Corrupting at every token position multiplies eval compute roughly by chain length. For GSM8K, where chains average around 100 tokens, that is approximately 100× the cost of a suffix-only test. The question-only control, by contrast, adds negligible overhead since it requires no chain at all, just the bare prompt. In practice, the sweep dominates the protocol’s compute budget and may be infeasible for very long reasoning traces without sampling approximations.

Has anyone confirmed whether the confound fully disappears at 70B or larger model scales?

Garcia’s experiments top out at Qwen 2.5-32B, where wrong-answer following dropped to roughly 0.01 but did not reach zero.
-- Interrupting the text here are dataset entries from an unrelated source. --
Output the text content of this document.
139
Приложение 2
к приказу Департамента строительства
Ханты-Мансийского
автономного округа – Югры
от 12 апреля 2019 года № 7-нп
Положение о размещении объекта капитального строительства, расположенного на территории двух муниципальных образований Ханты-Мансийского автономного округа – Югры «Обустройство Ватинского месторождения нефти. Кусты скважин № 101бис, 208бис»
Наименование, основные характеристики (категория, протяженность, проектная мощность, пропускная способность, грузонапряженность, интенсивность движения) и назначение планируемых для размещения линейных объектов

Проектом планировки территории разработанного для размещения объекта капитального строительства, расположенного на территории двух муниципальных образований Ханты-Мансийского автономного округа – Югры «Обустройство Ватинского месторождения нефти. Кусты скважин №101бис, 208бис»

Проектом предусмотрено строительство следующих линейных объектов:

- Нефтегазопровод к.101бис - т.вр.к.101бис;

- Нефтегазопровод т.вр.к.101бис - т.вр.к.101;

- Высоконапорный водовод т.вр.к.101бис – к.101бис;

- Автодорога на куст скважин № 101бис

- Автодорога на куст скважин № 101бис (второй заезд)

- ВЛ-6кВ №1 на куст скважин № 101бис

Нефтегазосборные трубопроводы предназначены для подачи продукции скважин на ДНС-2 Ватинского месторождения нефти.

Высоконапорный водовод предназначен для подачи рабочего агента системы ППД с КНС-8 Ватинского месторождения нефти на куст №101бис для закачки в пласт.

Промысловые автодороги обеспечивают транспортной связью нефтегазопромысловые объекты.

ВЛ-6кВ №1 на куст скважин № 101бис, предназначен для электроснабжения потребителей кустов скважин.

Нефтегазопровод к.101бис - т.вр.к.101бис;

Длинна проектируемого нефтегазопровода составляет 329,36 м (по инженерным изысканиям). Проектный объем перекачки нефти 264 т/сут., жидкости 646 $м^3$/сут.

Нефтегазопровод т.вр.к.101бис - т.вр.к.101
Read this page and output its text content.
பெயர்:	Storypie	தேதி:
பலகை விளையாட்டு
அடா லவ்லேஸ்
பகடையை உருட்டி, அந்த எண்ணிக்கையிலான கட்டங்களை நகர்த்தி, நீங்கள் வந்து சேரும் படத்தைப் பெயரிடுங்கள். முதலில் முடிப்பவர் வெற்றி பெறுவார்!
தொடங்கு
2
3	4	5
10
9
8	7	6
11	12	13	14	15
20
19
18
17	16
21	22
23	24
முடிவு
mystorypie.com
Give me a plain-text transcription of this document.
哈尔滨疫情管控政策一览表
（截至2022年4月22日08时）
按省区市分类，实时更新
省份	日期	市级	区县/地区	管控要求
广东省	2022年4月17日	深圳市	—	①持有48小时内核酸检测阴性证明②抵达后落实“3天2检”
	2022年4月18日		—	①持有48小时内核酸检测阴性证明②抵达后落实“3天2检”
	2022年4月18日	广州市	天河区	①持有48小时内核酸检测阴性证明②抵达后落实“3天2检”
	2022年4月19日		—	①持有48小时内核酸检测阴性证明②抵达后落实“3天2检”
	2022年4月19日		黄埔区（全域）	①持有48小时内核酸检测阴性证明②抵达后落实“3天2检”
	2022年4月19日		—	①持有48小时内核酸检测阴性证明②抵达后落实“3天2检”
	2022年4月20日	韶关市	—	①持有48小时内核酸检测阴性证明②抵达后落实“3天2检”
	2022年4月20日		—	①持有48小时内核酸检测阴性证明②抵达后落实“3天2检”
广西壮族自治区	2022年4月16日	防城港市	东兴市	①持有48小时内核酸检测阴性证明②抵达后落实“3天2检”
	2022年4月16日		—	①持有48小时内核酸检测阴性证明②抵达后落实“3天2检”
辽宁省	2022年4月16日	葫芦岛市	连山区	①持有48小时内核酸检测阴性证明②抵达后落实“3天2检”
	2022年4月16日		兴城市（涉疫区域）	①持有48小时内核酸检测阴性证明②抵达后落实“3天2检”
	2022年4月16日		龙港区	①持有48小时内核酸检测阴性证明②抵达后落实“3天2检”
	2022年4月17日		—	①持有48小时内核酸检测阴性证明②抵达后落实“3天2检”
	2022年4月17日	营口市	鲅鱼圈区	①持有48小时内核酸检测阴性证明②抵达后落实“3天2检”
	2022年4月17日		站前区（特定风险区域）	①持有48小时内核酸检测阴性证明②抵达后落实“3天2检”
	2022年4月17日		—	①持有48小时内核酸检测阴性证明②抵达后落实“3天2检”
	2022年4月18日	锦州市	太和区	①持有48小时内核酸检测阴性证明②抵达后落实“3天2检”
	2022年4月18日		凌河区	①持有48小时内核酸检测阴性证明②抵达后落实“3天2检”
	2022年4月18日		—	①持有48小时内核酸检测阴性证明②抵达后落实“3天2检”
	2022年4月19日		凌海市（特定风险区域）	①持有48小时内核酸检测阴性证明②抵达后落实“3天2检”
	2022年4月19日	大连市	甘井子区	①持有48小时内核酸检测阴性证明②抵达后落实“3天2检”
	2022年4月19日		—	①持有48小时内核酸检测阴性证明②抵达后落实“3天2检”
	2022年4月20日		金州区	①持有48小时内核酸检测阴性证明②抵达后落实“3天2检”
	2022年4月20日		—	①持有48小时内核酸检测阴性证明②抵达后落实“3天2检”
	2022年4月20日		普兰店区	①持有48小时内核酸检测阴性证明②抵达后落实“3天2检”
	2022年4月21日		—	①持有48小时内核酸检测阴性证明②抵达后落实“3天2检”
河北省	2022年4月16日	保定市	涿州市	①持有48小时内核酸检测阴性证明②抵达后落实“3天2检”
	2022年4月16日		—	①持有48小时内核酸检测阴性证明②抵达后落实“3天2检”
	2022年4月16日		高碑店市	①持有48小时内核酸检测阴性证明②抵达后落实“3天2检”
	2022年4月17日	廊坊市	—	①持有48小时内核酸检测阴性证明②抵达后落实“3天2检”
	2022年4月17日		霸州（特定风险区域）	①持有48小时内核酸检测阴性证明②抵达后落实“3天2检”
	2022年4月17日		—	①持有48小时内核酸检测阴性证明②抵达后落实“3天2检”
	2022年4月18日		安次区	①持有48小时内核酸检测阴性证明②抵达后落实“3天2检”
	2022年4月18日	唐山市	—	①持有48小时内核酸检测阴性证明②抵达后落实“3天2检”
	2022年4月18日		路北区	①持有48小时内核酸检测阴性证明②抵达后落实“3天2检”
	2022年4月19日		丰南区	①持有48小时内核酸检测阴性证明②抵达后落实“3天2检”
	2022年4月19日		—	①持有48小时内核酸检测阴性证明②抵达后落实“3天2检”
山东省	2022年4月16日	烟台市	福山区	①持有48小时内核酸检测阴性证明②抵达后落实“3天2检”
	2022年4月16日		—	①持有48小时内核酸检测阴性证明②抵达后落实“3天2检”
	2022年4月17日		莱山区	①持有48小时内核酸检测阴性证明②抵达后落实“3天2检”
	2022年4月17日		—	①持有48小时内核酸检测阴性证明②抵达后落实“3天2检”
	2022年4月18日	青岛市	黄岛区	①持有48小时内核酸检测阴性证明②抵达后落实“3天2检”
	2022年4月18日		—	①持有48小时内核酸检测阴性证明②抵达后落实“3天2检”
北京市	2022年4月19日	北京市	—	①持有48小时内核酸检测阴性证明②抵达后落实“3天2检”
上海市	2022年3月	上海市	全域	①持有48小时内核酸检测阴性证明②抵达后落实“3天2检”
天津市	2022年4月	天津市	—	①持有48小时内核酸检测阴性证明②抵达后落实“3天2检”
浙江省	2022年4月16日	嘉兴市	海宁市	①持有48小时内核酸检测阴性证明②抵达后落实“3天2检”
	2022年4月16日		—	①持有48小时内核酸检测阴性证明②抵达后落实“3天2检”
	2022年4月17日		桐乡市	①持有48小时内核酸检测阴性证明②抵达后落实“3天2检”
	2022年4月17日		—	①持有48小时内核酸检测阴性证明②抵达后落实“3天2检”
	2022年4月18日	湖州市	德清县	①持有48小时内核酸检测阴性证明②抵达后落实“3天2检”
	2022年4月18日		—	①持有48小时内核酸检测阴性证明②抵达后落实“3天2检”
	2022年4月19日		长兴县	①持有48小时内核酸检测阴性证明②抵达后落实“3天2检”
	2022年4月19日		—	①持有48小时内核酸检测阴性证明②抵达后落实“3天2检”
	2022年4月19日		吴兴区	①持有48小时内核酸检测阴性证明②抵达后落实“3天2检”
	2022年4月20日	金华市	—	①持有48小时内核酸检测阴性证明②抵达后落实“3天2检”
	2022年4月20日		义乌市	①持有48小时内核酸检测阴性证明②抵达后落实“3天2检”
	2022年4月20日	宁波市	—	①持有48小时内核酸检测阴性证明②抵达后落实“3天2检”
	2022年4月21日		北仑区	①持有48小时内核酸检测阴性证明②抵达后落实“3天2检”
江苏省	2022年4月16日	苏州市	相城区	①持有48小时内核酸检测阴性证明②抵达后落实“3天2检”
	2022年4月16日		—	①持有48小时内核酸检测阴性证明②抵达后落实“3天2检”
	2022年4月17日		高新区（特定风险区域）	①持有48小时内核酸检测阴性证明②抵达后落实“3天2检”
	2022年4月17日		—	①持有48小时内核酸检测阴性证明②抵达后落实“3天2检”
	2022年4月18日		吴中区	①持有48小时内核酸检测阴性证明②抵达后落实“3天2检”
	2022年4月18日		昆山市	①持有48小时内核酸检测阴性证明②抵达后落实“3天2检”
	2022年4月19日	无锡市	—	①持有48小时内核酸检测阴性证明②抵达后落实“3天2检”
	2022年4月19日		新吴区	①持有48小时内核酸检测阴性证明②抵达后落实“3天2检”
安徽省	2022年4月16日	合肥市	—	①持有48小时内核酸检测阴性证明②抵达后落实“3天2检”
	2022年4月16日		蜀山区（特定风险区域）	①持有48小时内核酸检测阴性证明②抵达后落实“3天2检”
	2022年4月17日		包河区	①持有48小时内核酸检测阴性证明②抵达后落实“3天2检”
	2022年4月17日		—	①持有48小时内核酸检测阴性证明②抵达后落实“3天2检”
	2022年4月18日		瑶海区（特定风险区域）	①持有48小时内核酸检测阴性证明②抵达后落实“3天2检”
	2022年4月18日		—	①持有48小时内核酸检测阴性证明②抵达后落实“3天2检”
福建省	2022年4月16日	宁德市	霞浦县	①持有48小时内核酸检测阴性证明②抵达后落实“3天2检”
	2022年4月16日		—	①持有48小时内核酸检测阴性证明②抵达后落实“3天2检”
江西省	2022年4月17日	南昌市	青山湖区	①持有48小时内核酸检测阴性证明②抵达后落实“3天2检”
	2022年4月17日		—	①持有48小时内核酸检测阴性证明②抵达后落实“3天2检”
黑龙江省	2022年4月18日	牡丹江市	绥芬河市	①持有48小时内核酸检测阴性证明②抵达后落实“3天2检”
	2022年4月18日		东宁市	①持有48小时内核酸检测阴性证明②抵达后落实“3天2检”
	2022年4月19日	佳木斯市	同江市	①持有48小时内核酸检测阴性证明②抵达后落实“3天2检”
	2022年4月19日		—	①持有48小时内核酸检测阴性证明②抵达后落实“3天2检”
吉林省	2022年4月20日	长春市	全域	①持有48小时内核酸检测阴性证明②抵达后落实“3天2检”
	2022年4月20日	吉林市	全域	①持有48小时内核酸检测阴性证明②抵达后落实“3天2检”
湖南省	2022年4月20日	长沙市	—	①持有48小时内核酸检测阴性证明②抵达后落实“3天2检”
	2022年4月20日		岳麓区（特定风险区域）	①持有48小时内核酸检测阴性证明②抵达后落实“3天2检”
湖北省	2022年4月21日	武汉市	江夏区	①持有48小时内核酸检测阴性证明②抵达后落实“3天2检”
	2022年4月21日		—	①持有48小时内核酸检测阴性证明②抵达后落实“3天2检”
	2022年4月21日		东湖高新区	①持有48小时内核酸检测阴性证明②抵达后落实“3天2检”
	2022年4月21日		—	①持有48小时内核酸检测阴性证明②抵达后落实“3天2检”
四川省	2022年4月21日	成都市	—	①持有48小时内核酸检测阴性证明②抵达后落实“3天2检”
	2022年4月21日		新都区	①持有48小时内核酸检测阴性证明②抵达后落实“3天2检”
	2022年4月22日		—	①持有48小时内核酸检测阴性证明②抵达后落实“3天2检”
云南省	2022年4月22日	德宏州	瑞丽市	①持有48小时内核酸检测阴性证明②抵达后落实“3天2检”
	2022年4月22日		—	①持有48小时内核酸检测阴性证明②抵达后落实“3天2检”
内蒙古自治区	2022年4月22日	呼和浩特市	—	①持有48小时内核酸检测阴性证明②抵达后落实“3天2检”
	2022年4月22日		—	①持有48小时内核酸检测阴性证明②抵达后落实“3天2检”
No published data exists for 70B+ open-weight models, so any claim that the effect vanishes at production scale is extrapolation. Teams running corruption benchmarks on 70B+ deployments should still apply the three-prerequisite protocol rather than assuming scale alone eliminates the confound.

Could PRMs trained on format-contaminated chains make unfaithfulness harder to detect in future models?

Yes. A PRM that systematically rewards answer-adjacent reasoning steps would produce models whose chains look faithful, they agree with the final answer, but whose causal reasoning structure remains shallow. The eval tool and the training signal would share the same positional blind spot, making the confound self-reinforcing across model generations. Detecting this compounding effect would require auditing the PRM’s step-level credit assignments against the all-position sweep, not just re-running the corruption benchmark on the trained model.

What does the question-only control reveal that a standard accuracy baseline does not?

A standard accuracy baseline tells you whether the model gets the right answer with CoT. The question-only control tells you whether the model needs the chain at all. If a 7B model solves a GSM8K problem correctly from the prompt alone, the entire reasoning chain may be post-hoc rationalization, and any corruption-test result on that chain is uninformative. This diagnostic predates Garcia’s paper but was never systematically incorporated into corruption-study protocols, which is why the confound went undetected across multiple published benchmarks.